Should I introduce the five characteristics before students begin the first worksheet?
Yes, briefly. A five-minute anchor chart session before the first sort-and-classify sheet prevents the most common misclassifications. Write the five characteristics in student-friendly language — it grows, it needs food and water, it breathes, it makes more of its kind, it reacts when something happens to it — and leave the chart visible while students work. Students will glance at it throughout; that is the point.
How do I handle student debates about fire and water?

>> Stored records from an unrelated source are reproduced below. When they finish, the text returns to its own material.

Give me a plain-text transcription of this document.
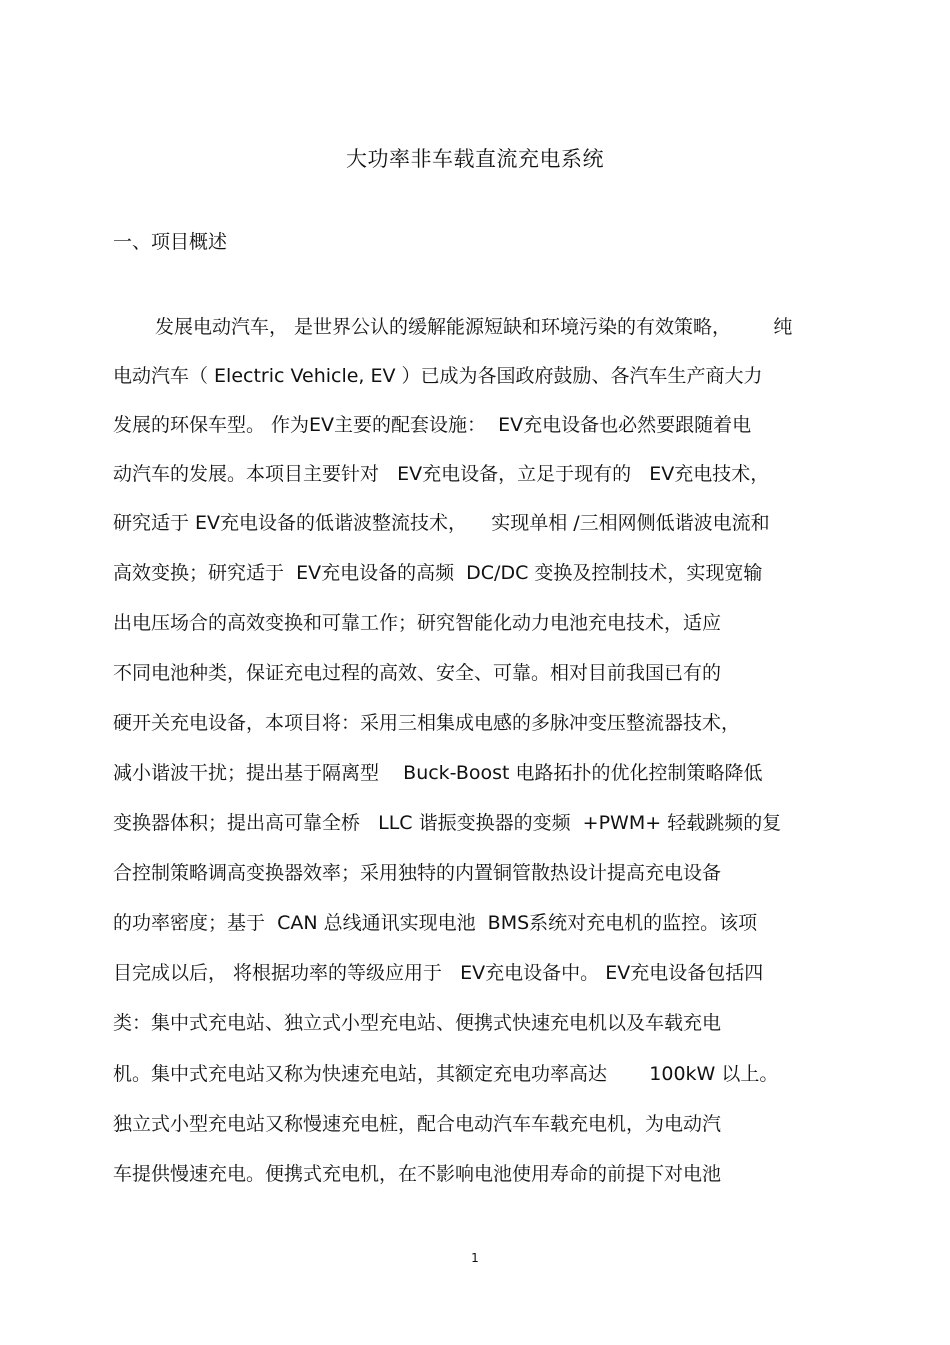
大功率非车载直流充电系统
一、项目概述
发展电动汽车， 是世界公认的缓解能源短缺和环境污染的有效策略，       纯
电动汽车（ Electric Vehicle, EV ）已成为各国政府鼓励、各汽车生产商大力
发展的环保车型。 作为EV主要的配套设施：  EV充电设备也必然要跟随着电
动汽车的发展。本项目主要针对   EV充电设备，立足于现有的   EV充电技术，
研究适于 EV充电设备的低谐波整流技术，    实现单相 /三相网侧低谐波电流和
高效变换；研究适于  EV充电设备的高频  DC/DC 变换及控制技术，实现宽输
出电压场合的高效变换和可靠工作；研究智能化动力电池充电技术，适应
不同电池种类，保证充电过程的高效、安全、可靠。相对目前我国已有的
硬开关充电设备，本项目将：采用三相集成电感的多脉冲变压整流器技术，
减小谐波干扰；提出基于隔离型    Buck-Boost 电路拓扑的优化控制策略降低
变换器体积；提出高可靠全桥   LLC 谐振变换器的变频  +PWM+ 轻载跳频的复
合控制策略调高变换器效率；采用独特的内置铜管散热设计提高充电设备
的功率密度；基于  CAN 总线通讯实现电池  BMS系统对充电机的监控。该项
目完成以后， 将根据功率的等级应用于   EV充电设备中。 EV充电设备包括四
类：集中式充电站、独立式小型充电站、便携式快速充电机以及车载充电
机。集中式充电站又称为快速充电站，其额定充电功率高达       100kW 以上。
独立式小型充电站又称慢速充电桩，配合电动汽车车载充电机，为电动汽
车提供慢速充电。便携式充电机，在不影响电池使用寿命的前提下对电池
1
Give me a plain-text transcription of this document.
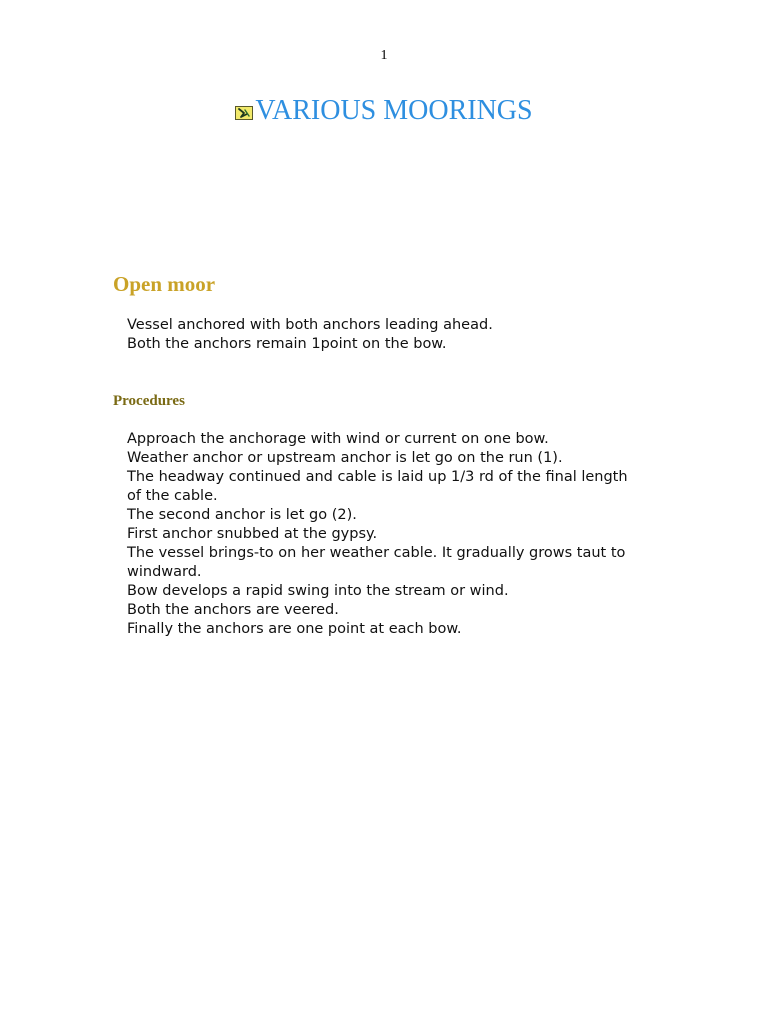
1
VARIOUS MOORINGS
Open moor
Vessel anchored with both anchors leading ahead.
Both the anchors remain 1point on the bow.
Procedures
Approach the anchorage with wind or current on one bow.
Weather anchor or upstream anchor is let go on the run (1).
The headway continued and cable is laid up 1/3 rd of the final length
of the cable.
The second anchor is let go (2).
First anchor snubbed at the gypsy.
The vessel brings-to on her weather cable. It gradually grows taut to
windward.
Bow develops a rapid swing into the stream or wind.
Both the anchors are veered.
Finally the anchors are one point at each bow.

Lean into the debate rather than shutting it down. These are scientifically legitimate edge cases. For first grade, the practical answer is to run through the checklist: fire grows, but does it drink water? Can it reproduce independently? The checklist resolves what intuition cannot, and working through a hard case together is more instructionally valuable than simply telling students the answer. The living and non living things worksheets printable for 1st grade characteristics sheet is built precisely for this kind of guided reasoning.
How do I address the "dead things" question when it comes up?
Expect it — and welcome it — during any lesson using the scene-based or sort-and-classify worksheets. The clearest explanation for first graders: a dead thing used to carry out life processes but no longer does, so we classify it as non-living now. A dried insect was living; it is not living now. A cut flower was living; once it stops growing and responding, it crosses the line. Students accept this reasoning when it follows directly from the checklist they have already been using.